Different question entirely. Your policy for what your employees do is one decision. Your policy for what a vendor or contractor can bring into your meeting on their own account is a separate one — and it’s the harder of the two, because until the policy is fully rolled out you can’t enforce it through your tenant settings even if you wanted to.
The common middle position is that external bots aren’t permitted in high-sensitivity internal meetings (financial reviews, HR, executive strategy, legal) but are tolerated on routine project calls where the discussion is lower-risk and most participants are external-facing anyway. Whatever the answer, it should be a different decision than the one above, made on its own terms.
What’s the policy when a client is running a bot in a meeting they’re hosting?
This is the scenario that catches professional services firms most often, and it has the largest legal surface area. You’re a guest. The host has Read.ai active. What does your organization do?
Options range from requiring mutual disclosure before substantive discussion begins, to accepting it without comment, to treating it as a contract matter for any engagement covered by a confidentiality clause. For sectors with engagement-level NDAs or regulatory confidentiality obligations, this answer should exist in writing before the technology question, not after. If your engagement terms include confidentiality language, an undisclosed third-party transcription tool may already put one of the parties in breach of them.
What does your meeting organizer do when the new control flags a client’s bot?
You’re hosting. A client joins with a notetaker. The lobby flag fires. Your organizer needs to know what to do — admit it, ask for consent and then admit, remove it quietly, or stop the meeting — without having to invent the answer in front of the client.
Whatever the policy is, document it explicitly and brief client-facing staff before the feature goes live. Asking a client to disable their notetaker is a meaningfully easier conversation when the person doing the asking can point to a written organizational policy rather than relying on personal judgment in front of someone paying the bills.
Does the answer vary by meeting type?
It probably should. Executive reviews, HR conversations, contract negotiations, and legal discussions warrant the strictest posture — require approval, default to deny. Routine project check-ins and general collaboration calls can usually proceed with an approval prompt that surfaces awareness without grinding work to a halt.
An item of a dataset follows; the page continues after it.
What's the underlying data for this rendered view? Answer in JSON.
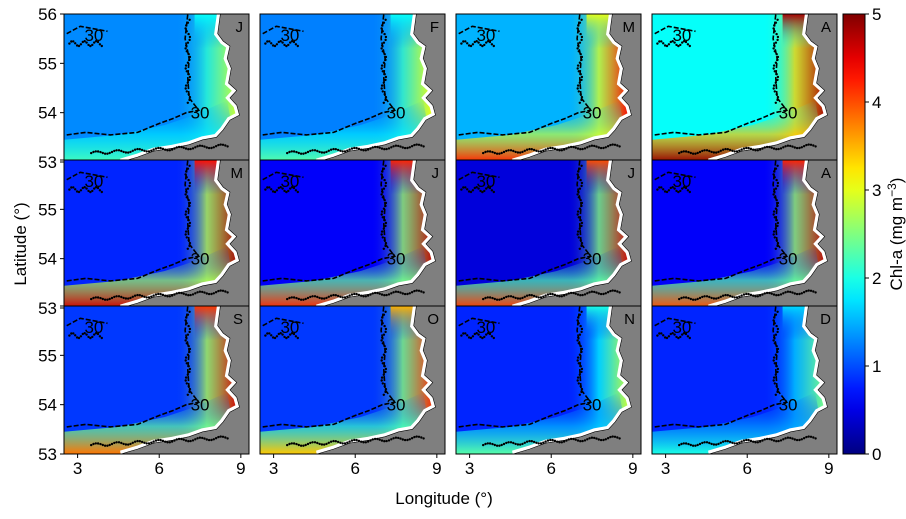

Tier this now, before the setting lands. When the option arrives in your admin centre, you should be selecting a configuration that reflects a decision your leadership team has already made — not improvising one because Microsoft put a dropdown in front of you.
Decide Before It Walks in the Back Door
The AI bot question is the one making headlines, but the underlying pattern is older and broader. New technology arrives. Defaults get set. If no one in the organization has made an actual decision before the rollout, the configuration that goes live on day one becomes policy whether anyone intended it that way or not. The change walks in through the back door, the help desk fields a few complaints, the friction gets smoothed over, and six months later the organization is operating in a way nobody explicitly chose.
That’s the pattern worth getting in front of, and the meeting bot rollout is a useful place to practice. The question isn’t whether your organization should allow these tools — that’s a separate decision with a different answer for every business. The question is whether the answer arrives by accident or on purpose.
For our part, we agree with Microsoft’s default. We don’t allow AI bots into our own client meetings, and we’ll tell anyone who asks why. But our position isn’t the one that matters here. Yours is. What we’d ask is that you decide it before the next help-desk ticket forces an improvised answer, and that you take the same approach with whatever the next default-changing rollout turns out to be. Technology has a way of walking in through the back door when nobody’s standing at it. The work is being the person who’s there when it does.